Moi, pour ou contre l’avortement?

[ Disclaimer ] Je vais débuter ce billet de manière plutôt raide:

Si l’option de l’avortement n’avait pas été possible pour moi en 1992, je n’aurais jamais eu ma fille. Peu importe le moyen de m’en débarrasser.

Contradictoire? Non. Simplement logique. Parce que je me serais aussitôt sentie emprisonnée pour la vie face à toutes les circonstances négatives qu’une grossesse peut représenter à l’âge de 16 ans. Tout d’un coup, ce bébé serait devenu pour moi, un poids plutôt que la chance de vivre les joies de la maternité. Parce que je n’aurais pas eu le choix et parce que je crois très fermement que d’avoir des options face à toute situation, permet de prendre des décisions plus éclairées.

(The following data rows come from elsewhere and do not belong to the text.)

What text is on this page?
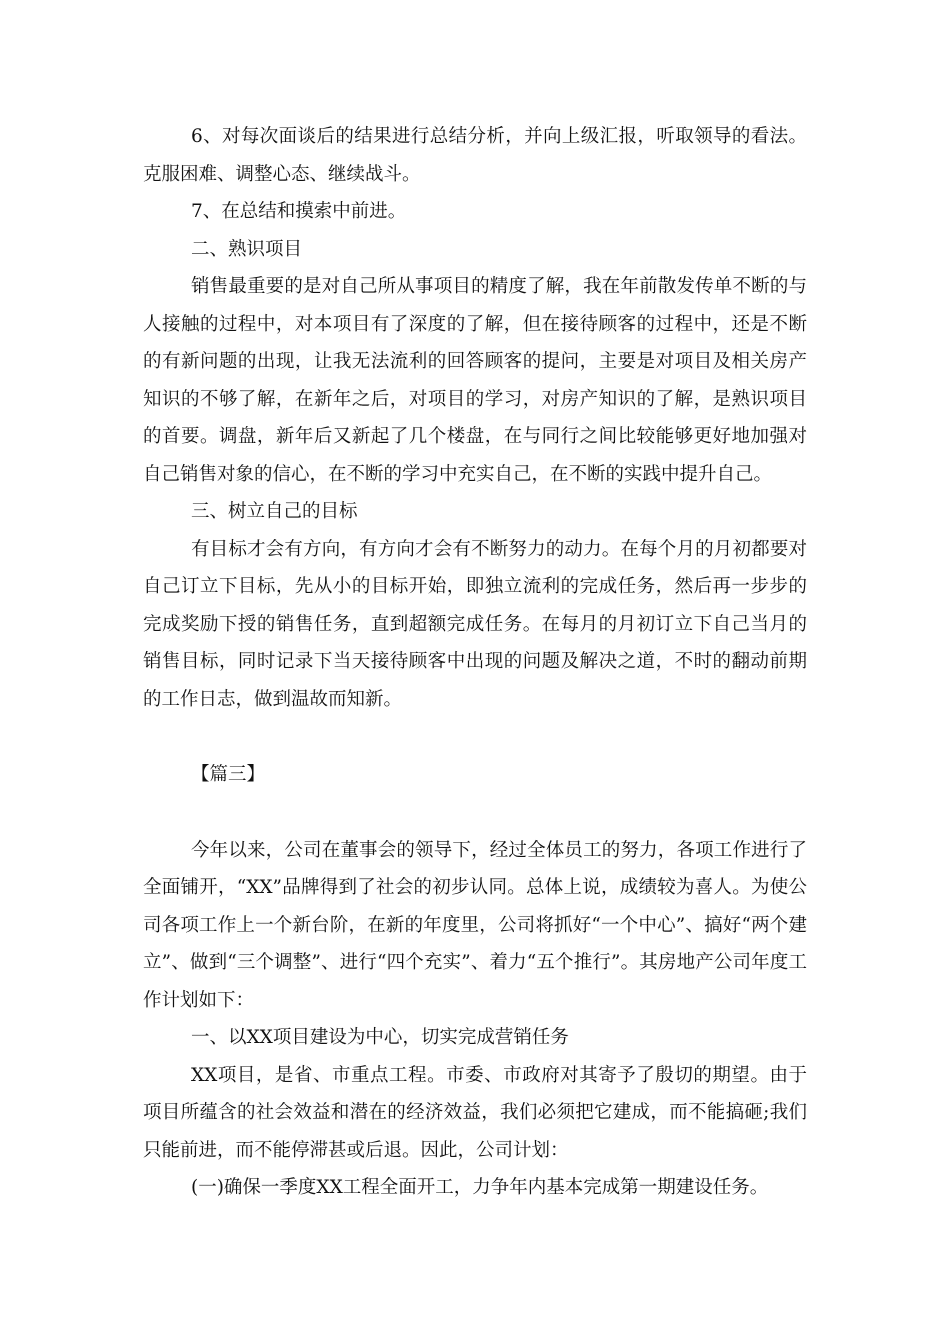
6、对每次面谈后的结果进行总结分析，并向上级汇报，听取领导的看法。克服困难、调整心态、继续战斗。

7、在总结和摸索中前进。

二、熟识项目

销售最重要的是对自己所从事项目的精度了解，我在年前散发传单不断的与人接触的过程中，对本项目有了深度的了解，但在接待顾客的过程中，还是不断的有新问题的出现，让我无法流利的回答顾客的提问，主要是对项目及相关房产知识的不够了解，在新年之后，对项目的学习，对房产知识的了解，是熟识项目的首要。调盘，新年后又新起了几个楼盘，在与同行之间比较能够更好地加强对自己销售对象的信心，在不断的学习中充实自己，在不断的实践中提升自己。

三、树立自己的目标

有目标才会有方向，有方向才会有不断努力的动力。在每个月的月初都要对自己订立下目标，先从小的目标开始，即独立流利的完成任务，然后再一步步的完成奖励下授的销售任务，直到超额完成任务。在每月的月初订立下自己当月的销售目标，同时记录下当天接待顾客中出现的问题及解决之道，不时的翻动前期的工作日志，做到温故而知新。

【篇三】

今年以来，公司在董事会的领导下，经过全体员工的努力，各项工作进行了全面铺开，“XX”品牌得到了社会的初步认同。总体上说，成绩较为喜人。为使公司各项工作上一个新台阶，在新的年度里，公司将抓好“一个中心”、搞好“两个建立”、做到“三个调整”、进行“四个充实”、着力“五个推行”。其房地产公司年度工作计划如下：

一、以XX项目建设为中心，切实完成营销任务

XX项目，是省、市重点工程。市委、市政府对其寄予了殷切的期望。由于项目所蕴含的社会效益和潜在的经济效益，我们必须把它建成，而不能搞砸;我们只能前进，而不能停滞甚或后退。因此，公司计划：

(一)确保一季度XX工程全面开工，力争年内基本完成第一期建设任务。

Évidemment ce billet est en réaction à la loi anti-avortement déposée cette semaine par le Sénat de l’État de l’Alabama aux États-Unis.

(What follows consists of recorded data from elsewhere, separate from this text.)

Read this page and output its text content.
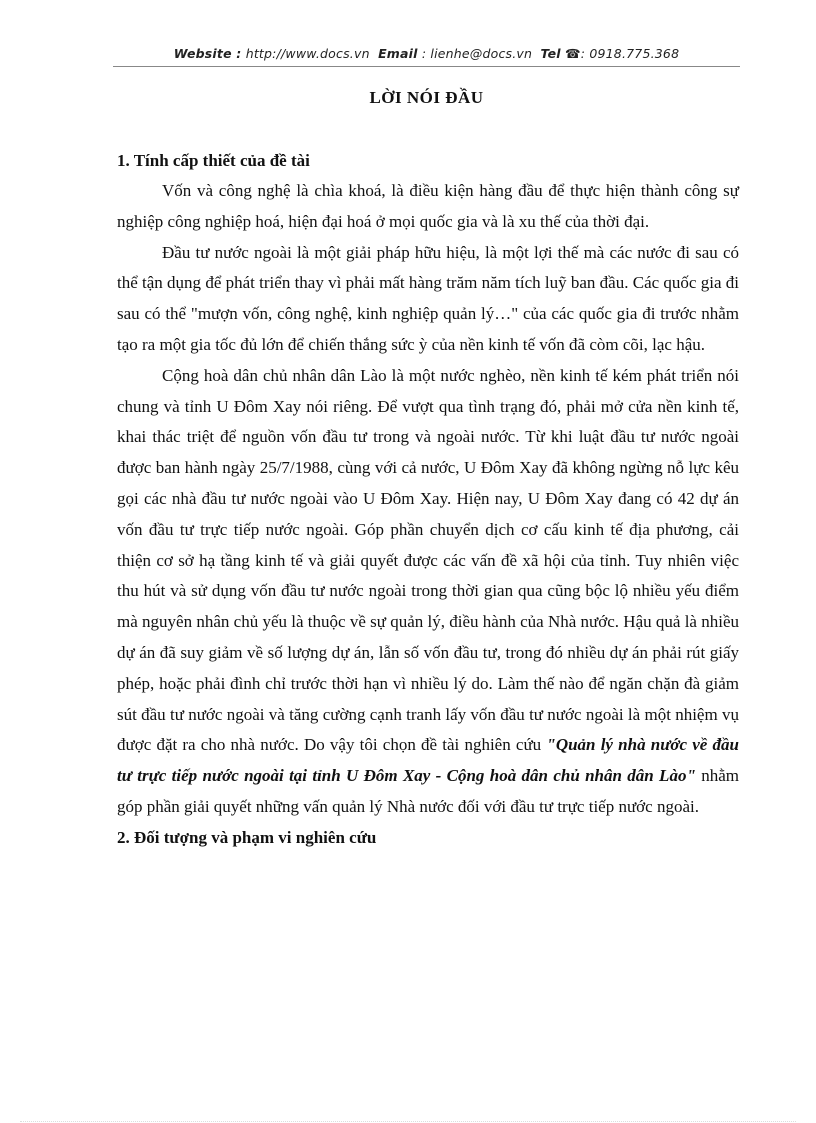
Website : http://www.docs.vn Email : lienhe@docs.vn Tel ☎: 0918.775.368
LỜI NÓI ĐẦU

1. Tính cấp thiết của đề tài

Vốn và công nghệ là chìa khoá, là điều kiện hàng đầu để thực hiện thành công sự nghiệp công nghiệp hoá, hiện đại hoá ở mọi quốc gia và là xu thế của thời đại.

Đầu tư nước ngoài là một giải pháp hữu hiệu, là một lợi thế mà các nước đi sau có thể tận dụng để phát triển thay vì phải mất hàng trăm năm tích luỹ ban đầu. Các quốc gia đi sau có thể "mượn vốn, công nghệ, kinh nghiệp quản lý…" của các quốc gia đi trước nhằm tạo ra một gia tốc đủ lớn để chiến thắng sức ỳ của nền kinh tế vốn đã còm cõi, lạc hậu.

Cộng hoà dân chủ nhân dân Lào là một nước nghèo, nền kinh tế kém phát triển nói chung và tỉnh U Đôm Xay nói riêng. Để vượt qua tình trạng đó, phải mở cửa nền kinh tế, khai thác triệt để nguồn vốn đầu tư trong và ngoài nước. Từ khi luật đầu tư nước ngoài được ban hành ngày 25/7/1988, cùng với cả nước, U Đôm Xay đã không ngừng nỗ lực kêu gọi các nhà đầu tư nước ngoài vào U Đôm Xay. Hiện nay, U Đôm Xay đang có 42 dự án vốn đầu tư trực tiếp nước ngoài. Góp phần chuyển dịch cơ cấu kinh tế địa phương, cải thiện cơ sở hạ tầng kinh tế và giải quyết được các vấn đề xã hội của tỉnh. Tuy nhiên việc thu hút và sử dụng vốn đầu tư nước ngoài trong thời gian qua cũng bộc lộ nhiều yếu điểm mà nguyên nhân chủ yếu là thuộc về sự quản lý, điều hành của Nhà nước. Hậu quả là nhiều dự án đã suy giảm về số lượng dự án, lẫn số vốn đầu tư, trong đó nhiều dự án phải rút giấy phép, hoặc phải đình chỉ trước thời hạn vì nhiều lý do. Làm thế nào để ngăn chặn đà giảm sút đầu tư nước ngoài và tăng cường cạnh tranh lấy vốn đầu tư nước ngoài là một nhiệm vụ được đặt ra cho nhà nước. Do vậy tôi chọn đề tài nghiên cứu "Quản lý nhà nước về đầu tư trực tiếp nước ngoài tại tỉnh U Đôm Xay - Cộng hoà dân chủ nhân dân Lào" nhằm góp phần giải quyết những vấn quản lý Nhà nước đối với đầu tư trực tiếp nước ngoài.

2. Đối tượng và phạm vi nghiên cứu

Ma question : mais pourquoi?

Apparemment, selon eux, les décideurs dont on a vu les photos circuler (et il y a très certainement des femmes parmi le 59% de voteurs qui s’est dit en faveur de cette loi), « chaque vie est précieuse, elle devrait être célébré puisqu’elle est cadeau de Dieu ». Donc c’est religieux.

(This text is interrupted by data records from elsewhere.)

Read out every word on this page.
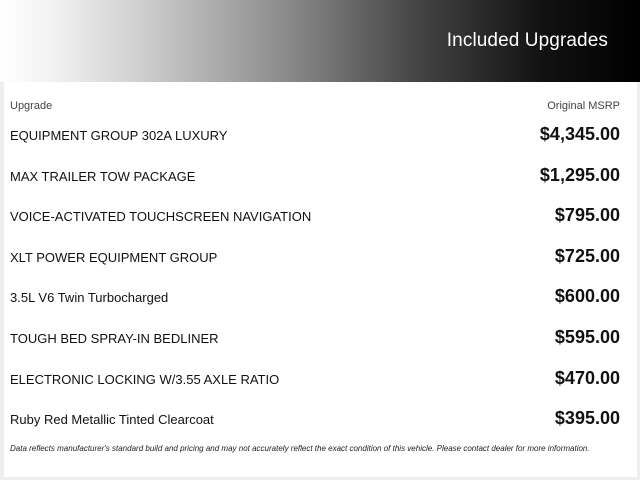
Included Upgrades
Upgrade	Original MSRP
EQUIPMENT GROUP 302A LUXURY	$4,345.00
MAX TRAILER TOW PACKAGE	$1,295.00
VOICE-ACTIVATED TOUCHSCREEN NAVIGATION	$795.00
XLT POWER EQUIPMENT GROUP	$725.00
3.5L V6 Twin Turbocharged	$600.00
TOUGH BED SPRAY-IN BEDLINER	$595.00
ELECTRONIC LOCKING W/3.55 AXLE RATIO	$470.00
Ruby Red Metallic Tinted Clearcoat	$395.00
Data reflects manufacturer's standard build and pricing and may not accurately reflect the exact condition of this vehicle. Please contact dealer for more information.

Mais pourquoi priver une femme de son droit de faire un choix personnel de porter le poids d’un enfant « dans » son ventre pendant 9 mois, « sur » son ventre pendant 9 mois et sur ses épaules sa vie ensuite? Je l’avoue, vu d’même, ça n’a pas l’air réjouissant de devenir maman, mais pour certaines femmes c’est exactement l’état d’esprit qui les habite lorsqu’elles deviennent enceintes alors que ce n’était pas vraiment voulu. Et c’est souvent un choix directement lié à la santé, physique, mais souvent mentale.

Et si c’était simplement parce qu’on ne veut pas devenir maman? Si moi au contraire, j’avais eu l’impression en portant ma fille que tout ça n’était qu’une catastrophe. Si j’avais ressenti une énorme tristesse et une angoisse très profonde au point de ne pas en vouloir au lieu de cette fibre maternelle qui m’habitait. Quelle sorte d’humaine mon enfant aurait été dans la société?

Je ne vais pas vous l’apprendre, l’amour d’une mère est l’une des bases essentielles dans la vie d’un humain. Ça contribue à un équilibre normal pour la suite des choses pis ça part beaucoup mieux dans la vie. Pis mettons que t’es obligée de porter ce bébé et de t’assurer qu’il ne manque de rien pour le reste de ta vie et qu’il t’enlève tout, ce n’est pas ma conception du projet de devenir maman par choix.

Peu importe si ce projet de loi devienne loi en force puisque plusieurs cas pouvant influencer sa mise en vigueur sont encore devant les tribunaux en Alabama, en plus de toutes les mesures qui seront certainement prises à l’encontre de sa mise en vigueur principalement en raison de son inconstitutionnalité, on en a pour quelques années encore à en débattre. Sauf que le fait est que nous sommes en 2019 et je croyais sincèrement que cette situation allait de soi : une femme peut décider de faire ce qu’elle veut se sont corps. Point.

Porter un enfant est supposé te remplir et non pas te vider.